Lee Eunmi, You Young-Wook, Jung Young-Hun, Kam Jonghun
Division of Environmental Science and Engineering, Pohang University of Science and Technology, Pohang, 37673, South Korea.
Department of Advanced Science and Technology Convergence, Kyungpook National University, Sangju, 37224, South Korea.
J Environ Manage. 2025 Jun;385:125640. doi: 10.1016/j.jenvman.2025.125640. Epub 2025 May 6.

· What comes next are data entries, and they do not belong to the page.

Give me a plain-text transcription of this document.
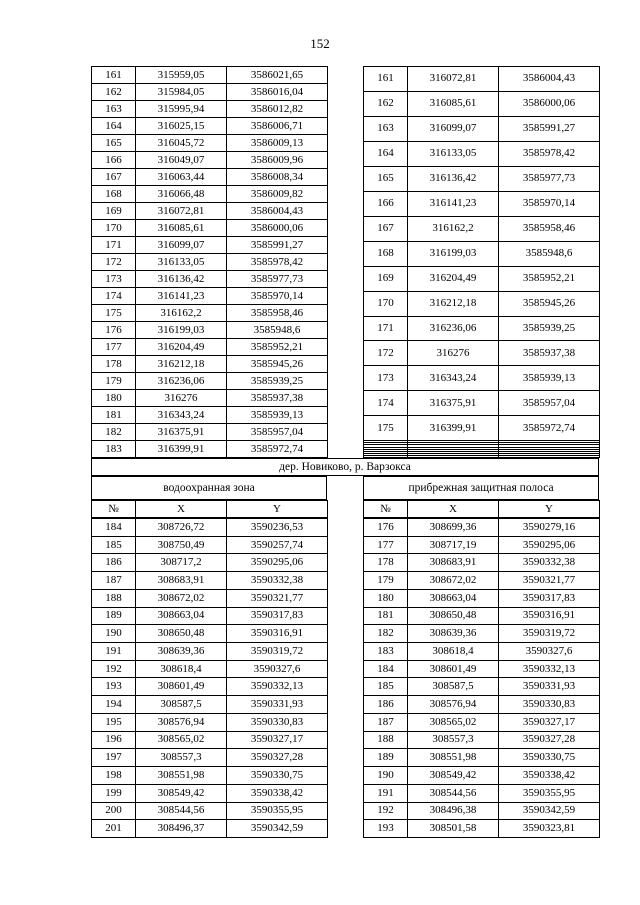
152
161	315959,05	3586021,65
162	315984,05	3586016,04
163	315995,94	3586012,82
164	316025,15	3586006,71
165	316045,72	3586009,13
166	316049,07	3586009,96
167	316063,44	3586008,34
168	316066,48	3586009,82
169	316072,81	3586004,43
170	316085,61	3586000,06
171	316099,07	3585991,27
172	316133,05	3585978,42
173	316136,42	3585977,73
174	316141,23	3585970,14
175	316162,2	3585958,46
176	316199,03	3585948,6
177	316204,49	3585952,21
178	316212,18	3585945,26
179	316236,06	3585939,25
180	316276	3585937,38
181	316343,24	3585939,13
182	316375,91	3585957,04
183	316399,91	3585972,74
161	316072,81	3586004,43
162	316085,61	3586000,06
163	316099,07	3585991,27
164	316133,05	3585978,42
165	316136,42	3585977,73
166	316141,23	3585970,14
167	316162,2	3585958,46
168	316199,03	3585948,6
169	316204,49	3585952,21
170	316212,18	3585945,26
171	316236,06	3585939,25
172	316276	3585937,38
173	316343,24	3585939,13
174	316375,91	3585957,04
175	316399,91	3585972,74

дер. Новиково, р. Варзокса
водоохранная зона	прибрежная защитная полоса
№	X	Y	№	X	Y
184	308726,72	3590236,53
185	308750,49	3590257,74
186	308717,2	3590295,06
187	308683,91	3590332,38
188	308672,02	3590321,77
189	308663,04	3590317,83
190	308650,48	3590316,91
191	308639,36	3590319,72
192	308618,4	3590327,6
193	308601,49	3590332,13
194	308587,5	3590331,93
195	308576,94	3590330,83
196	308565,02	3590327,17
197	308557,3	3590327,28
198	308551,98	3590330,75
199	308549,42	3590338,42
200	308544,56	3590355,95
201	308496,37	3590342,59
176	308699,36	3590279,16
177	308717,19	3590295,06
178	308683,91	3590332,38
179	308672,02	3590321,77
180	308663,04	3590317,83
181	308650,48	3590316,91
182	308639,36	3590319,72
183	308618,4	3590327,6
184	308601,49	3590332,13
185	308587,5	3590331,93
186	308576,94	3590330,83
187	308565,02	3590327,17
188	308557,3	3590327,28
189	308551,98	3590330,75
190	308549,42	3590338,42
191	308544,56	3590355,95
192	308496,38	3590342,59
193	308501,58	3590323,81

Analytic Hierarchy Process (AHP) of pluvial flood risk assessment has been widely used, incorporating multiple assessment indices. However, uncertainty assessment of expert judgement-based flood risk remains limited. This study proposes a Machine Learning (ML) model-based AHP approach, using pluvial flood-related data of hazard, exposure, vulnerability, and capacity of South Korea over 2002-2021. In this study, the trained eXtreme Gradient Boosting (XGBoost) and Random Forest (RF) models successfully predict flood economic losses using 21 flood-related variables, outperforming LightGBM and CatBoost. Permutation importance scores from the trained XGBoost and RF models are used to estimate the mean and 95 % confidence intervals of the assessment factor weights. Both models show that rainfall amount, river area, population density, and green belt area are important factors for flood damage prediction, but the XGBoost (RF) model identifies impermeable areal fraction (river area) as the most important component in exposure, resulting in disparity in the uncertainty range in major cities over South Korea where the XGBoost and RF models show a high risk consistently. This study substantiates the practical application of the proposed ML based-AHP approach for uncertainty assessment of flood risk, highlighting the need for balanced land development and green infrastructure for flood mitigation.
暴雨洪水风险评估的层次分析法(AHP)已被广泛应用,纳入了多个评估指标。然而,基于专家判断的洪水风险不确定性评估仍然有限。本研究提出了一种基于机器学习(ML)模型的层次分析法,使用了2002年至2021年韩国暴雨洪水相关的灾害、暴露、脆弱性和应对能力数据。在本研究中,经过训练的极端梯度提升(XGBoost)和随机森林(RF)模型使用21个与洪水相关的变量成功预测了洪水经济损失,优于LightGBM和CatBoost。从经过训练的XGBoost和RF模型中得到的排列重要性得分用于估计评估因子权重的均值和95%置信区间。两个模型均表明,降雨量、河流面积、人口密度和绿化带面积是洪水损失预测的重要因素,但XGBoost(RF)模型将不透水面积比例(河流面积)确定为暴露方面最重要的组成部分,导致在韩国主要城市中XGBoost和RF模型一致显示高风险的不确定性范围存在差异。本研究证实了所提出的基于机器学习的层次分析法在洪水风险不确定性评估中的实际应用,强调了平衡土地开发和绿色基础设施以减轻洪水灾害的必要性。